Also see our care home review for Elsenham House Nursing Home for more information

This inspection was carried out on 18th June 2005.

CSCI has not published a star rating for this report, though using similar criteria we estimate that the report is Adequate. The way we rate inspection reports is consistent for all houses, though please be aware that this may be different from an official CSCI judgement.

The inspector found no outstanding requirements from the previous inspection report, but made 1 statutory requirements (actions the home must comply with) as a result of this inspection.

What follows are excerpts from this inspection report. For more information read the full report on the next tab.

What the care home does well

The staff are keen to move forward and adhere to regulatory activities. The staff are anxious to ensure the safety of the service users.

What has improved since the last inspection?

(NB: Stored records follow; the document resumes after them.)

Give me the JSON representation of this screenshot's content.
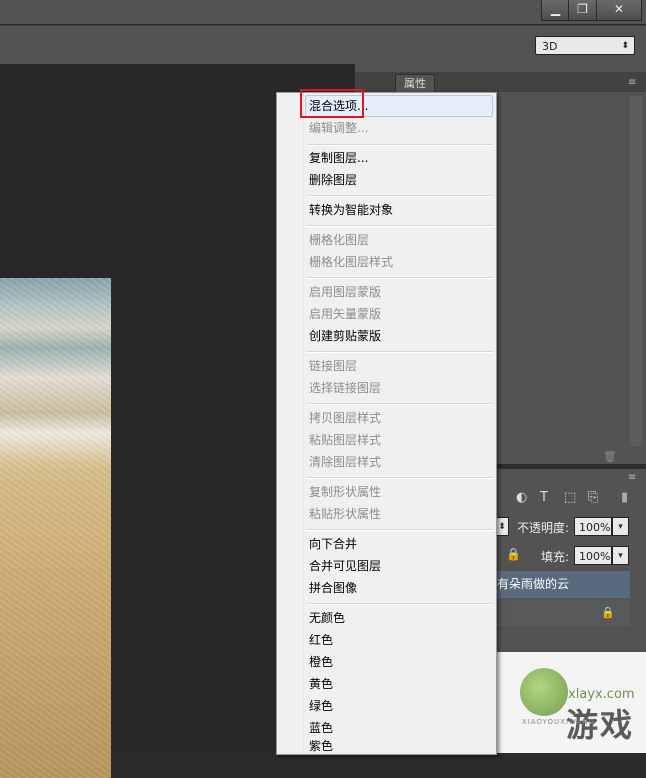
{
  "options": {
    "mode_3d": "3D"
  },
  "properties_panel": {
    "tab_label": "属性"
  },
  "layers_panel": {
    "opacity_label": "不透明度:",
    "opacity_value": "100%",
    "fill_label": "填充:",
    "fill_value": "100%",
    "layer_name": "有朵雨做的云"
  },
  "context_menu": {
    "items": [
      {
        "label": "混合选项...",
        "enabled": true,
        "highlighted": true
      },
      {
        "label": "编辑调整...",
        "enabled": false
      },
      {
        "label": "复制图层...",
        "enabled": true
      },
      {
        "label": "删除图层",
        "enabled": true
      },
      {
        "label": "转换为智能对象",
        "enabled": true
      },
      {
        "label": "栅格化图层",
        "enabled": false
      },
      {
        "label": "栅格化图层样式",
        "enabled": false
      },
      {
        "label": "启用图层蒙版",
        "enabled": false
      },
      {
        "label": "启用矢量蒙版",
        "enabled": false
      },
      {
        "label": "创建剪贴蒙版",
        "enabled": true
      },
      {
        "label": "链接图层",
        "enabled": false
      },
      {
        "label": "选择链接图层",
        "enabled": false
      },
      {
        "label": "拷贝图层样式",
        "enabled": false
      },
      {
        "label": "粘贴图层样式",
        "enabled": false
      },
      {
        "label": "清除图层样式",
        "enabled": false
      },
      {
        "label": "复制形状属性",
        "enabled": false
      },
      {
        "label": "粘贴形状属性",
        "enabled": false
      },
      {
        "label": "向下合并",
        "enabled": true
      },
      {
        "label": "合并可见图层",
        "enabled": true
      },
      {
        "label": "拼合图像",
        "enabled": true
      },
      {
        "label": "无颜色",
        "enabled": true
      },
      {
        "label": "红色",
        "enabled": true
      },
      {
        "label": "橙色",
        "enabled": true
      },
      {
        "label": "黄色",
        "enabled": true
      },
      {
        "label": "绿色",
        "enabled": true
      },
      {
        "label": "蓝色",
        "enabled": true
      },
      {
        "label": "紫色",
        "enabled": true
      }
    ]
  },
  "watermark": {
    "url": "xlayx.com",
    "text": "游戏",
    "sub": "XIAOYOUXIWANG"
  }
}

What the care home could do better:

The home needs to retain qualified members of staff - especially managers - as this would also encourage a more cohesive team. The provider needs to ensure that all staff members have clear job descriptions and that they understand the roles for which they have been employed. The service needs to improve the provision of activities especially at the weekends when the residents are not attending their various jobs and attending further education courses. The home must consider an on call system where said members of the staff team are nominated to be on call: not the hit and miss system that is in place at the moment where someone who lives close to the home might be available. The service must consider a more appropriate place to store the Nomad Medicine cassettes, as they are left on the desk in the office at the moment: although the office is locked, a constant stream of residents access this office thus presenting a safety hazard in relation to the storage of these medicines.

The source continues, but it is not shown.